Marty Walsh throws latest MBTA privatization idea under bus

Marty Walsh throws latest MBTA privatization idea under bus
Walsh: Plan won’t give savings

Matt Stout Tuesday, September 06, 2016
Credit: Faith Ninivaggi

UNION DUES: Mayor Martin J. Walsh speaks at the Greater Boston Labor Council’s Labor Day breakfast in Boston yesterday.

Mayor Martin J. Walsh yesterday came out swinging against the MBTA for weighing the privatization of core functions such as bus routes and maintenance, calling it a “mistake” that could pave the way to widespread outsourcing at the cash-strapped agency.

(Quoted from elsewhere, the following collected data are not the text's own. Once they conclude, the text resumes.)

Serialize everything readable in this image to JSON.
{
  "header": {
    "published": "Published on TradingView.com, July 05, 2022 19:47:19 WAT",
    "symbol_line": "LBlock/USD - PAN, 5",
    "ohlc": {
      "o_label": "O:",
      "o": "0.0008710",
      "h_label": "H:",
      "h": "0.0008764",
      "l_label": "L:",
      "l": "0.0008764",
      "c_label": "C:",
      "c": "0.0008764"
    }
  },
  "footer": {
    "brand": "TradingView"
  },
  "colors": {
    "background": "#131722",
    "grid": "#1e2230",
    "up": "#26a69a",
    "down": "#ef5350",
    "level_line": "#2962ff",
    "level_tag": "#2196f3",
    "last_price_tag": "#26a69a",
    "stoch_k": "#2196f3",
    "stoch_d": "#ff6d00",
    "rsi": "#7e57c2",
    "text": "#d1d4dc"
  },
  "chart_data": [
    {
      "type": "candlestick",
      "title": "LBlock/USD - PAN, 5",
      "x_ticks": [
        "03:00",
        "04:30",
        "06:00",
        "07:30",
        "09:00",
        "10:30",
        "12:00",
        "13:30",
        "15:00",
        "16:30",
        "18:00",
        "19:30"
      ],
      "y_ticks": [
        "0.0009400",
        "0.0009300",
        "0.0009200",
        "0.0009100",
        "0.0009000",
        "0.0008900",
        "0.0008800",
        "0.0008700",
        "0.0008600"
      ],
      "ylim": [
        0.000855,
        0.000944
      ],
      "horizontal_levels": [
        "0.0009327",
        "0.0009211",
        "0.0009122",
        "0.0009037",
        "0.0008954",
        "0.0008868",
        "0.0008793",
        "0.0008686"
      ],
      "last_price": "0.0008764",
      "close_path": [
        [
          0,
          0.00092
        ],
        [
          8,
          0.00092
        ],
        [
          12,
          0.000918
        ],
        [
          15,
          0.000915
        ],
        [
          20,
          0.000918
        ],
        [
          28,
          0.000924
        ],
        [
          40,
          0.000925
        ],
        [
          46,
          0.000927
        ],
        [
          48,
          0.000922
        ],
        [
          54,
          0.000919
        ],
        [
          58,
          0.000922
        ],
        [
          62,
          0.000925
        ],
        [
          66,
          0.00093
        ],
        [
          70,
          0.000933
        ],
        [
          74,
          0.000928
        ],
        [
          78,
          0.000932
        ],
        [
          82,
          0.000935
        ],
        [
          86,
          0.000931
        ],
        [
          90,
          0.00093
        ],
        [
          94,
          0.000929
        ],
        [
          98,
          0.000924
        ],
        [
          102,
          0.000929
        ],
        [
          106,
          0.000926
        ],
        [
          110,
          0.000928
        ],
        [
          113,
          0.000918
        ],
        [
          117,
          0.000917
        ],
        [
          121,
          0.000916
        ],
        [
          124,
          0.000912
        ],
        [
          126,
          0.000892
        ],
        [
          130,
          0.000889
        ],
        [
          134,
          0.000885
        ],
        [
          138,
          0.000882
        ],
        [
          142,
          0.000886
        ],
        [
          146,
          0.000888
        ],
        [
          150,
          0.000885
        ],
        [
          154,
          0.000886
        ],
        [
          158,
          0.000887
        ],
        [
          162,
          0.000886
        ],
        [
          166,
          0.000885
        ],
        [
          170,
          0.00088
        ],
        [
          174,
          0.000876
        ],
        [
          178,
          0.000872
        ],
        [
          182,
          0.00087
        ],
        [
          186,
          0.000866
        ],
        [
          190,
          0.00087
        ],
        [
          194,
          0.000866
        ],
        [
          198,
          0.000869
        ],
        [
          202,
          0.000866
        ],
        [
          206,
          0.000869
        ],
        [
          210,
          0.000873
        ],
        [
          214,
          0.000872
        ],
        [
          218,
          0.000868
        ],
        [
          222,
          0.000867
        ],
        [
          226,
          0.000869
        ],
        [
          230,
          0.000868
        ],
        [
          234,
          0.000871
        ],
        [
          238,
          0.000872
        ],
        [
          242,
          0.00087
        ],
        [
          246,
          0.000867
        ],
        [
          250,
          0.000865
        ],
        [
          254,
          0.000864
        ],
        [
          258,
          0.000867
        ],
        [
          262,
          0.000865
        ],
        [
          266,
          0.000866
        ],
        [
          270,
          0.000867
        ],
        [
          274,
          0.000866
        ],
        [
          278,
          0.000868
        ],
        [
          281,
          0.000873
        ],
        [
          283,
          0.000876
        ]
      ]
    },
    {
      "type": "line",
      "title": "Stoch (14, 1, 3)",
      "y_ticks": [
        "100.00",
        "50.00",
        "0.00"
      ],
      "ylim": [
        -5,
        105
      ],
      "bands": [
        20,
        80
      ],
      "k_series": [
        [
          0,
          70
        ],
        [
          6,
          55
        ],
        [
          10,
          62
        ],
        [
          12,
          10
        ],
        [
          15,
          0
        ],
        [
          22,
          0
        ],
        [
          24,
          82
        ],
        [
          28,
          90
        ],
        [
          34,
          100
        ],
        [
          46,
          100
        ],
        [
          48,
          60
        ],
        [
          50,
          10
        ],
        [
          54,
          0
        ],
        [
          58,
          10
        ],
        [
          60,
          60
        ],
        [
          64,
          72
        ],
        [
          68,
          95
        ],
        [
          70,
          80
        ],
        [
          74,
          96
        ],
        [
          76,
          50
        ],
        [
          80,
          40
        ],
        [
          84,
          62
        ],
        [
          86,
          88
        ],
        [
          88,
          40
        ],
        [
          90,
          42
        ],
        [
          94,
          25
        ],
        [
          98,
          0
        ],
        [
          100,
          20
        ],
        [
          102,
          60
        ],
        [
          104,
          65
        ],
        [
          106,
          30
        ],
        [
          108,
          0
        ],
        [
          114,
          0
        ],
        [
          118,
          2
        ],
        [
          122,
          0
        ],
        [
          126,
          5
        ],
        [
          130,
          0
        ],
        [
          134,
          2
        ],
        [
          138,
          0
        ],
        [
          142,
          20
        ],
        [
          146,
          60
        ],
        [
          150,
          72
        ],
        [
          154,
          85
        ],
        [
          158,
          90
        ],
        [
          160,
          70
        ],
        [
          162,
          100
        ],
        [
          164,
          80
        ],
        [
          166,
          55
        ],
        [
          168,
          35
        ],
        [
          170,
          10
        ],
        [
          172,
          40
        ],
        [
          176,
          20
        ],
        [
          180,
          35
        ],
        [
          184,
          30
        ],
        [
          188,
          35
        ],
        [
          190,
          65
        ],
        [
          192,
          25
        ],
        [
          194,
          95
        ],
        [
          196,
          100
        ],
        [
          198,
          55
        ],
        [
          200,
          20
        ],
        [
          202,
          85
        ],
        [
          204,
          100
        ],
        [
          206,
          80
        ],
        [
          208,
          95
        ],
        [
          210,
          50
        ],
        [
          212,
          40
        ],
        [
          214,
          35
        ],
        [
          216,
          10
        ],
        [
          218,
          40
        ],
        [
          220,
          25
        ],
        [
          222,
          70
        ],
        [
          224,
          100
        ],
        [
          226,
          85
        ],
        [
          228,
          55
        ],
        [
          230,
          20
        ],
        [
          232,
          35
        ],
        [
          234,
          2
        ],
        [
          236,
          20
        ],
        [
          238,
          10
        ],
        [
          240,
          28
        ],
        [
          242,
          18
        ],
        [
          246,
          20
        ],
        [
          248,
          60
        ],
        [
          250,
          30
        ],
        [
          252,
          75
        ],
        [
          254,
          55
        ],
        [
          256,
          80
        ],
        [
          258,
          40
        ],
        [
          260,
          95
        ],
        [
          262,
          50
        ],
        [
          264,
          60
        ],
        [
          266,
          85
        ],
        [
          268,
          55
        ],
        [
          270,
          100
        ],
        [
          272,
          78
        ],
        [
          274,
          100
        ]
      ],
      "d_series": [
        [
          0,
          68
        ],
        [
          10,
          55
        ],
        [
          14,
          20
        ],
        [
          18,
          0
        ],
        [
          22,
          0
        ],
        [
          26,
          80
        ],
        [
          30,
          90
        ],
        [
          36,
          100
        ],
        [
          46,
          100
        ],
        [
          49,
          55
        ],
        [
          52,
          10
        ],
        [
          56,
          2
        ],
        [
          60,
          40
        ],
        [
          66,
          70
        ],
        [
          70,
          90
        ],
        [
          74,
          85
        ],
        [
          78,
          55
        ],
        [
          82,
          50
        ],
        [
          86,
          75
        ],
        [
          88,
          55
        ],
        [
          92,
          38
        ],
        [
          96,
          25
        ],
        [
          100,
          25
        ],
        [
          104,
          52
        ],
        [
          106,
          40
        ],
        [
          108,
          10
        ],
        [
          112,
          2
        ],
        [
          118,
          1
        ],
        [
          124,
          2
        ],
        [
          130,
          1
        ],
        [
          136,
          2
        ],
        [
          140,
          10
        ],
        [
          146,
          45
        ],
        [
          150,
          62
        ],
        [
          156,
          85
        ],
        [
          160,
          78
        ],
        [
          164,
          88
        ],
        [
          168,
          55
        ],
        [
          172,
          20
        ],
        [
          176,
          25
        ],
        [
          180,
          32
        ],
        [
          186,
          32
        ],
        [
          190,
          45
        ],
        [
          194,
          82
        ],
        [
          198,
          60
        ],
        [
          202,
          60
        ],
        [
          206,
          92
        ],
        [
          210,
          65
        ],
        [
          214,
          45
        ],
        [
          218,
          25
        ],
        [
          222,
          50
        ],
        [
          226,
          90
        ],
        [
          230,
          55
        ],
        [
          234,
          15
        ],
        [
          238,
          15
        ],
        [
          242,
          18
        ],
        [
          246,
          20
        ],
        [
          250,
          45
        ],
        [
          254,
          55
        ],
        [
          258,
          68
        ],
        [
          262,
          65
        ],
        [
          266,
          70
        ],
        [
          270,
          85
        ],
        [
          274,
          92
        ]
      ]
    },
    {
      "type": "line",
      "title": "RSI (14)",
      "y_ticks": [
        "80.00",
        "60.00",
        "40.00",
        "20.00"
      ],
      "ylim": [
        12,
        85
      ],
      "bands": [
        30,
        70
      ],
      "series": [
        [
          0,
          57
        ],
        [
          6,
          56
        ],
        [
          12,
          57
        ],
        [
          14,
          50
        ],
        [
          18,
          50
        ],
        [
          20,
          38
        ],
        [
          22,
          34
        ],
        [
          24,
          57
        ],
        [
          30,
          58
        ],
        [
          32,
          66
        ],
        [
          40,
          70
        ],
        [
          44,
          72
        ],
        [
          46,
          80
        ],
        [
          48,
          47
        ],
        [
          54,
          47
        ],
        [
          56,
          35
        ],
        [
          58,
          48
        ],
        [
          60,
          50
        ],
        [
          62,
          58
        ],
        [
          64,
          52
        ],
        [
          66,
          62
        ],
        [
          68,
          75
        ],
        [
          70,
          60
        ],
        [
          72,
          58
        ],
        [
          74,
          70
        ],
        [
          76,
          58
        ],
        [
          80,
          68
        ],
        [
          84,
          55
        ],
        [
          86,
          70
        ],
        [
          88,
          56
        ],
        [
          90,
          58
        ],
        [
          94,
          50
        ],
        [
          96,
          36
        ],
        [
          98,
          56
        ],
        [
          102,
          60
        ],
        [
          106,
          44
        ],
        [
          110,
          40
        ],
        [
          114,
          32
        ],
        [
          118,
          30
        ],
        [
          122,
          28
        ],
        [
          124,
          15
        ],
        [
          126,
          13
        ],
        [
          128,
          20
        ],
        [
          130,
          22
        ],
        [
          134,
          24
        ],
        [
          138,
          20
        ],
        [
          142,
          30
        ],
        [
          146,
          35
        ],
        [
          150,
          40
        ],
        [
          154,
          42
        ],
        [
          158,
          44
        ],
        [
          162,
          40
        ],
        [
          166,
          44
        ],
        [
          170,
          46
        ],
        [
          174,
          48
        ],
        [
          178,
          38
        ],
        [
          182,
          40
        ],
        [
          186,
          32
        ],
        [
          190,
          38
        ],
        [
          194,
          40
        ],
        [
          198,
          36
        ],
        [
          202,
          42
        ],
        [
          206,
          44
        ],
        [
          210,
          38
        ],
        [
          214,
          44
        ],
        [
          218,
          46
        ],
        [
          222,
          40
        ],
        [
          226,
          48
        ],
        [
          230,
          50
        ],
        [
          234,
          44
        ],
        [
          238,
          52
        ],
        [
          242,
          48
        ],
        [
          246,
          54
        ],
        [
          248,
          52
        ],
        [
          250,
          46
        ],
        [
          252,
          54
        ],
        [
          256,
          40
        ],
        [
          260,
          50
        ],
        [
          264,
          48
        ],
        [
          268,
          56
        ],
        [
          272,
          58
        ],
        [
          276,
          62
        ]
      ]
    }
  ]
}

“It’s a slippery slope. It’s a dangerous way to go,” Walsh told reporters after speaking to a pro-labor crowd at the Greater Boston Labor Council’s annual Labor Day breakfast. “When you talk about privatization, in an initial contract, it always seems like it’s going to save money. Long-term it doesn’t save money, the costs go up. I’ve had some conversations with the governor about this.

“I think it’s a mistake,” Walsh later added. “Privatizing the whole MBTA is not the way to go.”

The Herald reported on Saturday that the MBTA is taking a hard look at private contracts within its massive operations and maintenance departments, which account for $875 million of spending each year.

The T’s Fiscal Management and Control Board, writing in a report filed with lawmakers, said the agency is “beginning to actively examine” the possibility, citing areas such as its bus operations, where the T’s bus drivers, at $35.86 per hour, are the highest-paid in the country, according to a T analysis.

Under the law Gov. Charlie Baker signed last year, the T has just a three-year window — or through mid-2018 — to identify areas to privatize without the restraints of the so-called Pacheco Law. Facing a $110 million deficit, the T has thus far sought out private vendors for smaller departments, such as its parts warehouse and its “cash” room.

“When you look at the money room, that’s one thing,” said Walsh, a former head of the Boston Building Trades Council. “But when you talk about going systemically across the system, I think that’s a problem.”

One board member has said that there is no “magic number” that would limit how widespread privatization could go. The MBTA has said that “leveraging flexible contracting remains a critical tool” for the agency as it seeks out savings.

At yesterday’s Labor Day breakfast, signs of opposition littered the Park Plaza Hotel ballroom, including one that read in all capital letters: “Keep Public Transportation Public!!!!! Stop MBTA Privatization.”

Steve Tolman, president of the Massachusetts AFL-CIO, echoed the message, telling the crowd that “investment, not privatization, is the way to a better public transit system.”